Dicen los psicólogos que los traumas que más nos marcan como seres humanos son aquellos que tenemos en la infancia y aunque no son necesariamente una cadena perpetua, lo cierto es que hay algunos que requieren de verdaderos exorcismos para liberarnos de ellos. Confieso que tengo uno que viene desde mi tierna infancia, uno que se remite a los 7 años y que me sigue atormentando, uno cuyo origen no atribuyo a mis padres –que me perdone Freud– sino a Álvaro Obregón y su méndiga mano.
En el México de mediados de los años setenta del siglo pasado la Revolución lo era todo: motor de la felicidad nacional, principio y fin de nuestra existencia como nación, fuente de agradecimiento eterno hacia quienes pelearon y murieron en ella, génesis de una gran familia que había decidido perpetuarse en el poder por el bien de los mexicanos y auténtica pesadilla para muchos niños que no entendíamos absolutamente nada de ella.
Como parte de este circo los alumnos de primaria éramos llevados una vez al año al Parque de La Bombilla para visitar el monumento a Álvaro Obregón.
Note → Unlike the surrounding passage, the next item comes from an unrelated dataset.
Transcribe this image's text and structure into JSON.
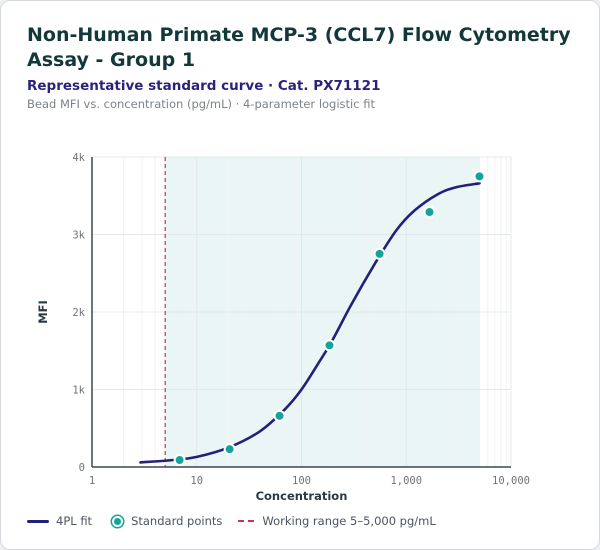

Era una peregrinación parecida a la que realizan los musulmanes cuando visitan La Meca, sólo que aquí en vez de venerar a una piedra venerábamos algo más que el recuerdo de un prócer de la patria.
Recuerdo que aquel recinto me impresionó por sus dimensiones colosales y por la blancura de sus paredes y piso, pero me desilusionó la sencillez de su interior. Había ido con la idea de visitar un museo –así nos lo había hecho creer nuestra maestra– y me encontré con un recinto que era vivo testimonio de la austeridad revolucionaria. ¡Menudo fraude!
Sin embargo, pronto descubriría a la mala que aquello no era ni museo ni espacio ordinario, más bien se asemejaba a un circo del horror. En una parte del pasillo vi cómo mis compañeros ahogaban algunos gritos y risas nerviosas mientras se apelmazaban en un círculo que crecía poco a poco. Algo bueno debe estar pasando ahí, pensé, para que el “buleador” oficial del grupo estuviera ahí. Ni tardo ni perezoso me abrí paso como Dios y mis codos me dieron a entender hasta que al fin me encontré cara a cara con el origen del alboroto: un frasco lleno de formol en cuyo interior había una mano blanquecina con las uñas perfectamente cortadas y los dedos contraídos de tal forma que parecía que guardaban celosamente un tesoro. En la parte posterior se desprendía una serie de hilillos que guardaban un parecido perturbador con espaguetis bañados en crema.
El encuentro con este legado orgánico de la Revolución mexicana me tomó por sorpresa. Era evidente que aquel objeto me causaba repulsión pero tampoco podía quitarle la mirada de encima. Me hubiera podido quedar así por horas, de no ser porque al poco tiempo empecé a sudar frío y sentí que todo me daba vueltas. Con la ayuda de un compañero salí del recinto, me senté en las escaleras y poco a poco recuperé la compostura.
Debut y despedida. Juré que nunca más volvería a poner un pie en ese monumento en lo que quedaba de vida. Y así ha sido, sin importar que en 1989 la familia de Obregón tomara la sabia, y necesaria, decisión de retirar de exhibición la mano para cremarla y poner en su lugar una réplica de bronce. Aún así no me confío, por lo que cada vez que camino por el Parque de la Bombilla rodeo todo lo que sea necesario para evitar el monumento, pues tal como lo dijo el Freud mexicano “allí me hiere el recuerdo”.